Ils voulaient l'apaisement ? Keulen leur déclare la guerre
MARINO KEULEN fâche les francophones. Qui préparent la riposte. Mais la tension semble à son comble, entre MR et PS.
On attendait un signe de réchauffement. C'est tout le contraire qui s'est passé. Mercredi soir, Marino Keulen (VLD), ministre de l'exécutif régional flamand en charge des Affaires intérieures, a donc annoncé qu'il ne nommerait pas les maïeurs MR des communes (à facilités) de Linkebeek, Crainhem et Wezembeek. Il leur reproche d'avoir, aux communales de 2006, convoqué l'électeur dans sa langue (en néerlandais aux Flamands, en français aux francophones). C'est une entorse aux circulaires flamandes obligeant l'emploi du néerlandais.
Un choc ? Un… nouveau choc.
Côté francophone, le geste posé par Keulen est perçu comme une « nouvelle agression », intervenant une semaine après le vote (flamand), en commission de la Chambre, pour scinder l'arrondissement de Bxl-Hal-Vilvorde.
Ce vote unilatéral avait conduit MR et CDH à suspendre la négociation de l'Orange bleue.

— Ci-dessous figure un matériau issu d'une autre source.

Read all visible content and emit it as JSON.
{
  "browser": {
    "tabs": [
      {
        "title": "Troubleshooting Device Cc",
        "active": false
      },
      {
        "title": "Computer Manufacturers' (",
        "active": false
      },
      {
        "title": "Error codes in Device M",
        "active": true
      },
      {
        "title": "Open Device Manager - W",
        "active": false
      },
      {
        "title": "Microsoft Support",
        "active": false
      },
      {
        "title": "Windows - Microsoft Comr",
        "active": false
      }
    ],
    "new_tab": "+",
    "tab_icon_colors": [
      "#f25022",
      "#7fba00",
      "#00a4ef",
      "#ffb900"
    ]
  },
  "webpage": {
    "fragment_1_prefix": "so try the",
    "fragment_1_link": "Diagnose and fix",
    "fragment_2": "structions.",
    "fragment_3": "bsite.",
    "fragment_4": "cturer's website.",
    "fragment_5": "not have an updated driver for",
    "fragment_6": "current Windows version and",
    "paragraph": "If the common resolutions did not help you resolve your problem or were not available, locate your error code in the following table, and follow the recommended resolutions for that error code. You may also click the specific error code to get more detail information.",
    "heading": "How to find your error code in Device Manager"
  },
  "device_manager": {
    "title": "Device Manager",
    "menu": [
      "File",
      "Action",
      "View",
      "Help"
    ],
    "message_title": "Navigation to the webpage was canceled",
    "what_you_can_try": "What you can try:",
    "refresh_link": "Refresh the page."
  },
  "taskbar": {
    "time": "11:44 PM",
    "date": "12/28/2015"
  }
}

C'est peu dire que l'initiative du ministre VLD achève de compliquer la donne. « Ce n'est pas le geste d'apaisement attendu, a jugé Didier Reynders (MR) jeudi matin. J'ai une autre conception du dialogue ». Joëlle Milquet (CDH) : « C'est une deuxième gifle infligée aux francophones alors que ceux-ci attendaient des gestes pour renouer le dialogue ». Isabelle Durant (Ecolo) s'est dit « fâchée et attristée ». François-Xavier de Donnea (MR) a parlé d'« imbécillité ». Françoise Bertieaux, présidente du MR bruxellois, est indignée : « Que les maïeurs s'exposaient à une sanction administrative pour non-respect des circulaires, c'est une chose. Mais ils étaient dans les conditions légales pour être nommés. La Belgique était connue pour être une démocratie pilote. L'est-elle encore ? »

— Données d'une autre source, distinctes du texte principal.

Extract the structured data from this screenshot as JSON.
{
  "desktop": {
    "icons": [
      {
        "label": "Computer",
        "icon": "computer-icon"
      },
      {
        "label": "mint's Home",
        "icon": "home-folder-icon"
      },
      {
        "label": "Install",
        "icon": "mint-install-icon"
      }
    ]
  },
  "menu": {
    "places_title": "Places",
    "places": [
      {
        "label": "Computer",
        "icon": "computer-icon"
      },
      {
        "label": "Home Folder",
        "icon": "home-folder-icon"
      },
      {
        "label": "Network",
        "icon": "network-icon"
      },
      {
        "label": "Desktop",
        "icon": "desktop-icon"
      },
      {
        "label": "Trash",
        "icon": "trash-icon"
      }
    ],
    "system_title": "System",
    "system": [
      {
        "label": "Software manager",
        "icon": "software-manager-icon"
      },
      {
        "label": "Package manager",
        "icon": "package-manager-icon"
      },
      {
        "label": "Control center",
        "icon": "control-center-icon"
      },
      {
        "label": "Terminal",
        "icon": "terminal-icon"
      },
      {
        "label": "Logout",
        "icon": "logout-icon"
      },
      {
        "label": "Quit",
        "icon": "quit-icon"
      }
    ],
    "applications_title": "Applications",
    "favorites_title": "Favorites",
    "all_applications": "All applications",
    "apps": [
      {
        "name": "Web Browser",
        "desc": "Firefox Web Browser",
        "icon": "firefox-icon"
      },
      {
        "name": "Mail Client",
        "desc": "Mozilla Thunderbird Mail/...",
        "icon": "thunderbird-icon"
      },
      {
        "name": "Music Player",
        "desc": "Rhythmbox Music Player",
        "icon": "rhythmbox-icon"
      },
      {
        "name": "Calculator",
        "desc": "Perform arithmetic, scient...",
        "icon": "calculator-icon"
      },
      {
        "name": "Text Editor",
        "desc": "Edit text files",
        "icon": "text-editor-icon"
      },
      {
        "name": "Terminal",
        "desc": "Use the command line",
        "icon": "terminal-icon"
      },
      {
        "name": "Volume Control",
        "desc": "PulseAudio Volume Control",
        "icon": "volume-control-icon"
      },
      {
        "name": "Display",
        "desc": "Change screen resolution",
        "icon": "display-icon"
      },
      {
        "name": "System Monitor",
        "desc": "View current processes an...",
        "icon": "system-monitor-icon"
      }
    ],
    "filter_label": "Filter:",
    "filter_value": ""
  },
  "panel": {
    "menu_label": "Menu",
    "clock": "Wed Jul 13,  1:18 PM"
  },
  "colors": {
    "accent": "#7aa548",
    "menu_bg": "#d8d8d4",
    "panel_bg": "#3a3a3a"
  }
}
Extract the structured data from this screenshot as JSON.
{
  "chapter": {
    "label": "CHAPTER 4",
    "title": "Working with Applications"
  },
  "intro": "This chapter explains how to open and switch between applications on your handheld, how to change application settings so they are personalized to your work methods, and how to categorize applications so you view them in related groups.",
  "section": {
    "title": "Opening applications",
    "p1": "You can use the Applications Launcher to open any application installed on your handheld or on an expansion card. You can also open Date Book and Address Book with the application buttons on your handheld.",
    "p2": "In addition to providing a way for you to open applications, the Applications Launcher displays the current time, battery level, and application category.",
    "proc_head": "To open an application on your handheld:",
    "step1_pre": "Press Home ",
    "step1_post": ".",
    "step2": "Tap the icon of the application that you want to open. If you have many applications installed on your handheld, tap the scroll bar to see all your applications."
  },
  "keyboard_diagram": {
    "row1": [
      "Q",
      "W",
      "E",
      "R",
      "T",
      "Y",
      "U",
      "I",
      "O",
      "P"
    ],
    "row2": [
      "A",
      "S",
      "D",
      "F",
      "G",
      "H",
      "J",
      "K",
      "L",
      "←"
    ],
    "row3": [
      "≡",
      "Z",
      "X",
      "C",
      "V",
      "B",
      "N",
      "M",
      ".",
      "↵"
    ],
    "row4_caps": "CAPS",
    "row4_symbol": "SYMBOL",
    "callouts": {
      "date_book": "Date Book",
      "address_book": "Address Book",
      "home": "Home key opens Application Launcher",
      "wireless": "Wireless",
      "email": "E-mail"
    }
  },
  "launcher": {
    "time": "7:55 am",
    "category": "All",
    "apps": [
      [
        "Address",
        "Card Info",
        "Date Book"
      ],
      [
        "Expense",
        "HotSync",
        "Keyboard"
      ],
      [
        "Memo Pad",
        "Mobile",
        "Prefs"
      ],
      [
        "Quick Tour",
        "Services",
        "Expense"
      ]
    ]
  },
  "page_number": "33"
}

Olivier Maingain, président du FDF, a fait valoir jeudi midi que les arguments de Keulen étaient « fallacieux » : « Trois instances ont déjà jugé illégales la circulaire Peeters que les trois bourgmestres ont refusé d'appliquer. »
Le FDF note qu'au lieu de nommer les maïeurs et d'ensuite ouvrir une procédure disciplinaire, Keulen a choisi de ne pas les nommer. Motif – selon le FDF : une action disciplinaire aurait abouti devant les chambres bilingues du Conseil d'Etat alors qu'un recours contre le refus de nommer serait traité devant la seule chambre flamande…

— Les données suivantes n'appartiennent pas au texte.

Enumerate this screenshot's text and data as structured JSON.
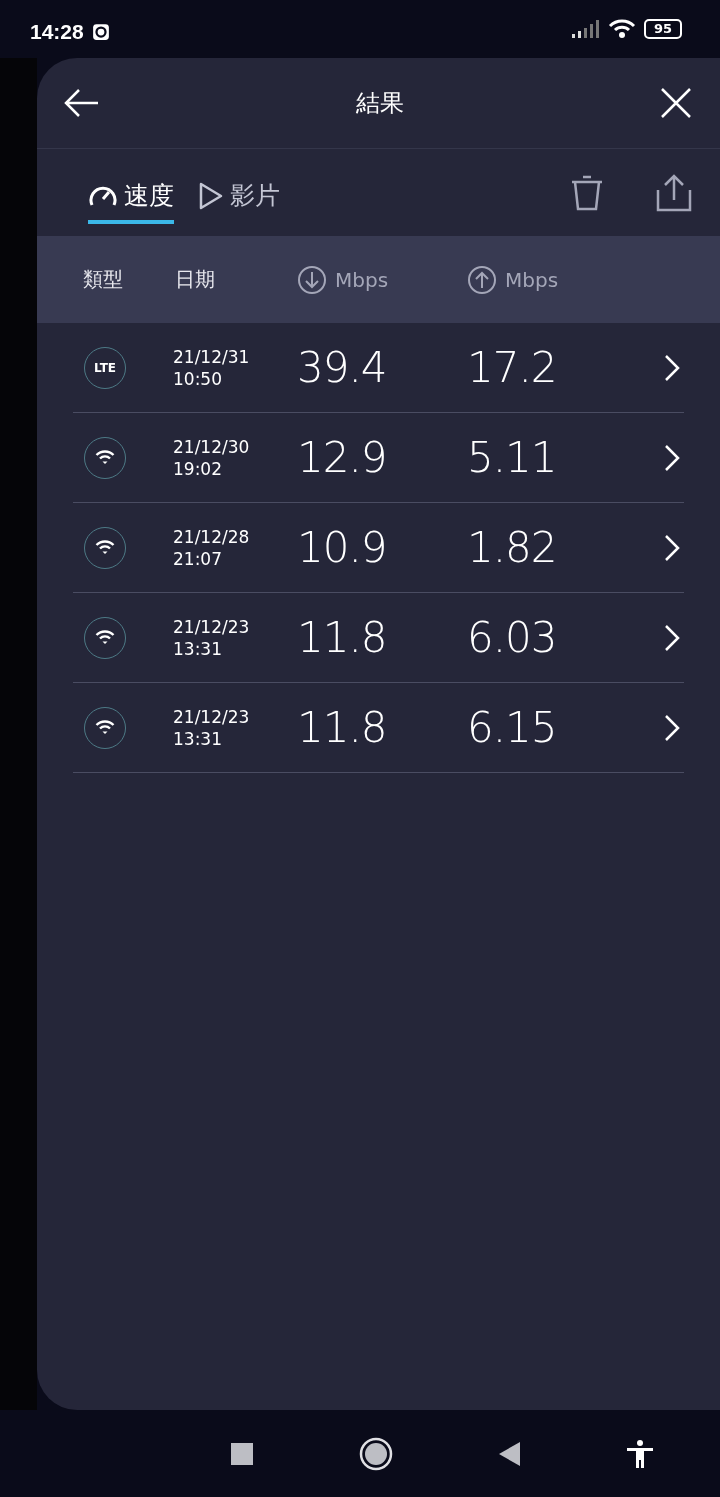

Le FDF a décidé de lancer des « initiatives sur le plan national et international ». Quoi ? On n'a pas livré de détail (le FDF veut d'abord en faire part au MR). Mais des exemples ont été cités : des soutiens envers les communes de la périphérie seront organisés à partir des communes bruxelloises (qui le souhaitent) sur les plans culturel, sportif ou social. Ainsi, Woluwe-St-Lambert (dont Maingain est maïeur) distribuera son toute-boîte à Crainhem et Wezembeek.
Le MR, de son côté, a réuni jeudi soir les trois maïeurs ainsi que les responsables du MR bruxellois. « Il s'agissait d'assurer ces bourgmestres de notre soutien, dit Bertieaux. Ensuite, nous avons évoqué les actions à mener. Nos juristes ont été mis à l'action – on analyse les voies de recours. Il faut être prudent. Il ne s'agit pas de bloquer définitivement la situation de ces bourgmestres. »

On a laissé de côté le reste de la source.